If you then withdraw nutrients from this soil again by harvesting vegetables, lawn clippings or trimming ornamental plants, the next step is due. These nutrients must be returned to the soil through compost and mulching. A compost heap is now being created.
In addition, there is a whole range of other organic substances that are available for fertilization, such as horn shavings and horse manure. Such “additional feed” has proven itself e.g. B. when creating a completely new garden, or if you want to grow heavy feeders in the vegetable patch.
Increase every season
The next stage in the gradual design of a natural garden is also almost no work, it is more a matter of aesthetic getting used to: As difficult as many order fanatics find it, it is good for your garden if you simply leave a few small corners to develop untouched.
A spot with undergrowth or wild growth is important in the natural garden, for hedgehogs and many other small animals. The wild herbs growing here increase the biodiversity of the fauna that surrounds you. They are also very willingly eaten by the caterpillars of all sorts of butterflies. If you pile up the leaves in a heap in this corner in autumn, you have built the hedgehog’s winter quarters. The ladybugs too, by the way. In the next season they will then eat around 150 aphids per day per beetle.
Of course, you can also actively create a “wild corner in the natural garden” by piling up a pile of dead wood and stones. It then offers a wide variety of insects, many species of beetles, spiders, birds and small animals a habitat and protective shelter. But please don’t think that our small animal world doesn’t have its requirements:
It should be in a nice, warm, sunny location, and visiting every day isn’t possible, so an undisturbed location is important.

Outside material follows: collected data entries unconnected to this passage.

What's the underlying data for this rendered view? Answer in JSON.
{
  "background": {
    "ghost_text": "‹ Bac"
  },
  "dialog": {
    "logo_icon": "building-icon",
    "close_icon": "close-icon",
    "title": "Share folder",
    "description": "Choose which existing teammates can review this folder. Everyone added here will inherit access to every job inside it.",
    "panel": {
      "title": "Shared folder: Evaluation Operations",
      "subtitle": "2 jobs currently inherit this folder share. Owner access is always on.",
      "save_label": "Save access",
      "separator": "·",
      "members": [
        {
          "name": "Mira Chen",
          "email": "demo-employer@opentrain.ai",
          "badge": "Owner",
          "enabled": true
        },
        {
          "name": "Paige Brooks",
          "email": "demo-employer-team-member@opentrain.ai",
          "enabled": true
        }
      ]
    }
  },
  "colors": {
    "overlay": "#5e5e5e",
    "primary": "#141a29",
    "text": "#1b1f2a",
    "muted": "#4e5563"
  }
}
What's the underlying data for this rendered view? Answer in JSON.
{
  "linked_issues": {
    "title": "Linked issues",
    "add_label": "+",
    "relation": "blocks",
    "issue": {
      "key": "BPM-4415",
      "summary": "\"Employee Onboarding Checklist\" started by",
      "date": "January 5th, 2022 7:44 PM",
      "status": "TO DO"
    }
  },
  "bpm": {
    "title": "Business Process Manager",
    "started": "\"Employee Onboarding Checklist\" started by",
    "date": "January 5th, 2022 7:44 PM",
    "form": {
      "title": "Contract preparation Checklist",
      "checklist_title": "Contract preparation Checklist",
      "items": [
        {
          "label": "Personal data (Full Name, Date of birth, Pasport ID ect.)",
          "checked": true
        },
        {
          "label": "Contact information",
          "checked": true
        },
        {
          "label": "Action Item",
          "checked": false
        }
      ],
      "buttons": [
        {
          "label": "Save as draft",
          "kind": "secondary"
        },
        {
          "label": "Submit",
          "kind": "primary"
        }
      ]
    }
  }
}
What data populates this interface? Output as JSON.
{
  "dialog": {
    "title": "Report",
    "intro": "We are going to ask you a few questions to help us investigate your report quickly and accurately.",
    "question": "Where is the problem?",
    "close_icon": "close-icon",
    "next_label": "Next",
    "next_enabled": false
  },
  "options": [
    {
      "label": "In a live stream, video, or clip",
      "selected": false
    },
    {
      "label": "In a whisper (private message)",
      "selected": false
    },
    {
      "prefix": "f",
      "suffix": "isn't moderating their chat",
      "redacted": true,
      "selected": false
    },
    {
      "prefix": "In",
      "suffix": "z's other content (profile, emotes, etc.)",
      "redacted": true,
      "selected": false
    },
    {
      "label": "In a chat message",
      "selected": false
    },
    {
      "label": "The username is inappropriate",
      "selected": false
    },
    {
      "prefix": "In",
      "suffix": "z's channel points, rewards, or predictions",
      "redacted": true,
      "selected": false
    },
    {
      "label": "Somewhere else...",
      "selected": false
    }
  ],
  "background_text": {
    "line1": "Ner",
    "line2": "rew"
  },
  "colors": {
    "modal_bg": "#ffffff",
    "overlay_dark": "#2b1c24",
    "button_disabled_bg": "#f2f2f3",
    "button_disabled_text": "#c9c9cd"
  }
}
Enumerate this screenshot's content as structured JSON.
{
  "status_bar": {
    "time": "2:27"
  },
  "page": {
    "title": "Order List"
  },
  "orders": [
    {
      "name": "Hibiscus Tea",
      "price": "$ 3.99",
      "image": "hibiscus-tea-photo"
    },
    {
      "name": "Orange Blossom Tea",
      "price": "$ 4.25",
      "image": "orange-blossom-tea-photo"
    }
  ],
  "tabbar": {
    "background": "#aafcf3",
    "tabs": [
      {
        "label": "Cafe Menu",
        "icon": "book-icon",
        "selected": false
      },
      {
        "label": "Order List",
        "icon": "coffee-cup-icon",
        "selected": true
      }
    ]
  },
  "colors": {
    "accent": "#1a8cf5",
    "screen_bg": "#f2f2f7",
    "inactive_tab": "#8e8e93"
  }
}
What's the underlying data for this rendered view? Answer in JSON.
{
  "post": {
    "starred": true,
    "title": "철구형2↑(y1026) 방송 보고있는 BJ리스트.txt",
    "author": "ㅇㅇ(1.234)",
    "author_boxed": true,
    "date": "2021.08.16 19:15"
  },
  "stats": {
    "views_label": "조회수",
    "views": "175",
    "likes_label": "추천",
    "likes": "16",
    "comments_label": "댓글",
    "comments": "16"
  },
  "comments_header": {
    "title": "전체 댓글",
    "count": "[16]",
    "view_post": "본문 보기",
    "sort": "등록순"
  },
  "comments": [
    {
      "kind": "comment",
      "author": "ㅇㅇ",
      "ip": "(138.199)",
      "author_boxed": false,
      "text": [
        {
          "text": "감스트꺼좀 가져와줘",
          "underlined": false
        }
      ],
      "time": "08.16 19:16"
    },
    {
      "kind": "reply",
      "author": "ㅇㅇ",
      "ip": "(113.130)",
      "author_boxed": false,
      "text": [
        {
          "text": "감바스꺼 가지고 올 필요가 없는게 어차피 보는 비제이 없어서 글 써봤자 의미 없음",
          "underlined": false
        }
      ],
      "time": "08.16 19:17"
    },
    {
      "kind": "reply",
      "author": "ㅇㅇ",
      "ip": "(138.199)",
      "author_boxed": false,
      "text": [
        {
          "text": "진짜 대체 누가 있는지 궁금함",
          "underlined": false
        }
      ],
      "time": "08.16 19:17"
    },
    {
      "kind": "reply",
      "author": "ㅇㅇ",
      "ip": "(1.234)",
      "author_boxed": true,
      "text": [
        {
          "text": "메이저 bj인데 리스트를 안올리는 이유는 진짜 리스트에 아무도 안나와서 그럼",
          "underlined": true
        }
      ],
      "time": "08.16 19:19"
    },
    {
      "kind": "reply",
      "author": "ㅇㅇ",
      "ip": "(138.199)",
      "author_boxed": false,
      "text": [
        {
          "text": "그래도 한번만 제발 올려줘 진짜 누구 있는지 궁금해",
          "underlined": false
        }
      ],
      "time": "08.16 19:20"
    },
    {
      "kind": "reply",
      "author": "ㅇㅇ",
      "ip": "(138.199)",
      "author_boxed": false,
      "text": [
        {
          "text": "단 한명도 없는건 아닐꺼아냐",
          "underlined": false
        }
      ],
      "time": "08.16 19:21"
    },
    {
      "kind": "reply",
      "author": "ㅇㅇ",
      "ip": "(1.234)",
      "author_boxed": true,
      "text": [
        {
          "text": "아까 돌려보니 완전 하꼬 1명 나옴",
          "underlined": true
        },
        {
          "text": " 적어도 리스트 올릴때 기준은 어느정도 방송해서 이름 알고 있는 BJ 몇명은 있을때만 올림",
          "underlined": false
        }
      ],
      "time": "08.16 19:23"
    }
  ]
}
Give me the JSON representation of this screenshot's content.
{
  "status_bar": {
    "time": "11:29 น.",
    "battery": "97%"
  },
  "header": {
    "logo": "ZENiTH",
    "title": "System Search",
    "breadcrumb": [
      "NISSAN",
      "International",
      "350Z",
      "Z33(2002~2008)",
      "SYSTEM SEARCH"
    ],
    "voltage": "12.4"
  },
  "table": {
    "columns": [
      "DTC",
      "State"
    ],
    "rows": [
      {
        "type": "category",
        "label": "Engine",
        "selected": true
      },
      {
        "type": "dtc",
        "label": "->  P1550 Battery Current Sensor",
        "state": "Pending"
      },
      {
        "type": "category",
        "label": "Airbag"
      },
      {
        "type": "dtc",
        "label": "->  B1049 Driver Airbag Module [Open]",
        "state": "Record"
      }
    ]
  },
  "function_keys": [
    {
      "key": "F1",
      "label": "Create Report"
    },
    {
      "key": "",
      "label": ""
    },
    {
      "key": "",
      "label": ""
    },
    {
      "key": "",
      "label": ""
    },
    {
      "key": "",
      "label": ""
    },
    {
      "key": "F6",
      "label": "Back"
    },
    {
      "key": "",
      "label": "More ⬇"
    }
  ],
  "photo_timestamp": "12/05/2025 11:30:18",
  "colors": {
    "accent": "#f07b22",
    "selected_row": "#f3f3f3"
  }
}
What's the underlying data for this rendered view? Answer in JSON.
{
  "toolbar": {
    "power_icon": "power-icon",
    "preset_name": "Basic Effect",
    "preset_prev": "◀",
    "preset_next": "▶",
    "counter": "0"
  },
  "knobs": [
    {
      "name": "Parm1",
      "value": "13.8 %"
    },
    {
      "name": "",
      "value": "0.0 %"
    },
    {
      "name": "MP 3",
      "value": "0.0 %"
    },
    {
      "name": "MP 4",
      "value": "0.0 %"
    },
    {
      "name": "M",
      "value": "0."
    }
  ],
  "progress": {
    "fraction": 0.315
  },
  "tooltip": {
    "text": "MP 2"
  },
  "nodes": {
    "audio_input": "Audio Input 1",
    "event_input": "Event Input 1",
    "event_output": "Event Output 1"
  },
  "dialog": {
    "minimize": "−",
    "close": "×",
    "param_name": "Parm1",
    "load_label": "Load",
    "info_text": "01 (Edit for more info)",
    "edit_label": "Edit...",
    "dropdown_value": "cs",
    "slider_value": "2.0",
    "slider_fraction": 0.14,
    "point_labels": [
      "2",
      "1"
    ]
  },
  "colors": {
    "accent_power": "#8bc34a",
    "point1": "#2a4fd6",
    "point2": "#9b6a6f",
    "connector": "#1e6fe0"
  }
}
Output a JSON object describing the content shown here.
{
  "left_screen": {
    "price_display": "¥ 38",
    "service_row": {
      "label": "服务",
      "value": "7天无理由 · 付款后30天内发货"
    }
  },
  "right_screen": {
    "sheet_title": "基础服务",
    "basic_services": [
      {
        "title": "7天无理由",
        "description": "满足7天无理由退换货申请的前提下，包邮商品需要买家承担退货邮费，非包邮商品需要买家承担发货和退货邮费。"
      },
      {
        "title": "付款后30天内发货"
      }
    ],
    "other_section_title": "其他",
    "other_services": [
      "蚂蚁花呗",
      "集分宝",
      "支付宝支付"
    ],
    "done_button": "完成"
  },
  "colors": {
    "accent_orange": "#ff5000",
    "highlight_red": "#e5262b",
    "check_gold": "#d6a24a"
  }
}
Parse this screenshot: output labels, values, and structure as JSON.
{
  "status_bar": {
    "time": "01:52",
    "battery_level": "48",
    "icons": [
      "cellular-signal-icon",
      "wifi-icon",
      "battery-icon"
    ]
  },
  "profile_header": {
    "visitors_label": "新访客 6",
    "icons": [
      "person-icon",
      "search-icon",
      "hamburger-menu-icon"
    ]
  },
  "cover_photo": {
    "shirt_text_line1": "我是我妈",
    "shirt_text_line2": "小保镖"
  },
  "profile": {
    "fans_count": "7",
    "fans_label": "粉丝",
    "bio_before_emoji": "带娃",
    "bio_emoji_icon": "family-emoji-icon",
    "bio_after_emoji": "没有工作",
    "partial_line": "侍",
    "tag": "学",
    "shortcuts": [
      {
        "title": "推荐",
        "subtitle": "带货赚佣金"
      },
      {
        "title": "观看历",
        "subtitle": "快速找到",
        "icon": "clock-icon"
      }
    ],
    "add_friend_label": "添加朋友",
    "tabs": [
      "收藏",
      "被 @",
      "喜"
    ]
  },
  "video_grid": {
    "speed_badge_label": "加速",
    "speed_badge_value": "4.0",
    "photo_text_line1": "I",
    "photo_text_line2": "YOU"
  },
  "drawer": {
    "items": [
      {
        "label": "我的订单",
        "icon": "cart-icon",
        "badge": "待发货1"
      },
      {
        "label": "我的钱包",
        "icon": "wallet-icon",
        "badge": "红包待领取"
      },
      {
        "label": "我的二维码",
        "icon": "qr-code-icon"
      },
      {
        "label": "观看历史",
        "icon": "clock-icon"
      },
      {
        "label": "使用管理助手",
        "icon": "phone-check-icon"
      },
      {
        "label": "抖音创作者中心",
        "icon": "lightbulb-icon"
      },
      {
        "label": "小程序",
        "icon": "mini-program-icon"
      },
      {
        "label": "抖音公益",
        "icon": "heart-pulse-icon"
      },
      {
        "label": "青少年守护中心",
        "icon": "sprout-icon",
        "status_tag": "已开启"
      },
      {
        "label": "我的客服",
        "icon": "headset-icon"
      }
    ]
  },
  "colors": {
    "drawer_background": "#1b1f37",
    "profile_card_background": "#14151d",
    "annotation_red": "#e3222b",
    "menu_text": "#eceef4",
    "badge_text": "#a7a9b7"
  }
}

With changes to the natural garden
If you have carried out the actions described above, your garden has really come a huge step closer to nature. Of course, there are still a lot of sensible actions or omissions that are a matter of course in a real natural garden:
- There are no double flowers in the natural garden, as they are mostly sterile – even if a bee can fight its way through the flower jungle, it will not find any nectar and cannot carry any pollen.
- Without nectar and pollen, of course, no fruit can form, and a few “doubles” that bear fruit are to the liking of almost everyone.
- For example, only one bird species likes the fruit of the Chinese blood-red hawthorn, while 32 different birds feed on the native hawthorn.
- It’s a similar story with roses: the single but fragrant flowers of dog rose, vinegar rose and apple rose are particularly popular with insects, which are also much more robust than their highly cultivated relatives.
- The rose hips formed by wild roses are coveted delicacies for 27 species of birds.
- Eventually create a flower meadow that consists of many different plants and provides habitat and food for thousands of animals, very different from the labor-intensive and water-guzzling lawn.
- Replace your concrete slabs with natural path coverings or at least leave some space between the stones for hard-wearing ground cover.
- Build nesting aids that save many a bird frustrated by our “tidy” environment from real housing shortages.
- Choose native shrubs and plants and shrubs when it comes to replanting, for the sake of surrounding wildlife and your own convenience.
- Create a natural pond that improves the microclimate in the garden, increases biodiversity and is its own biotope.
- Build a dry stone wall in or around the natural garden, which will greatly benefit numerous endangered species.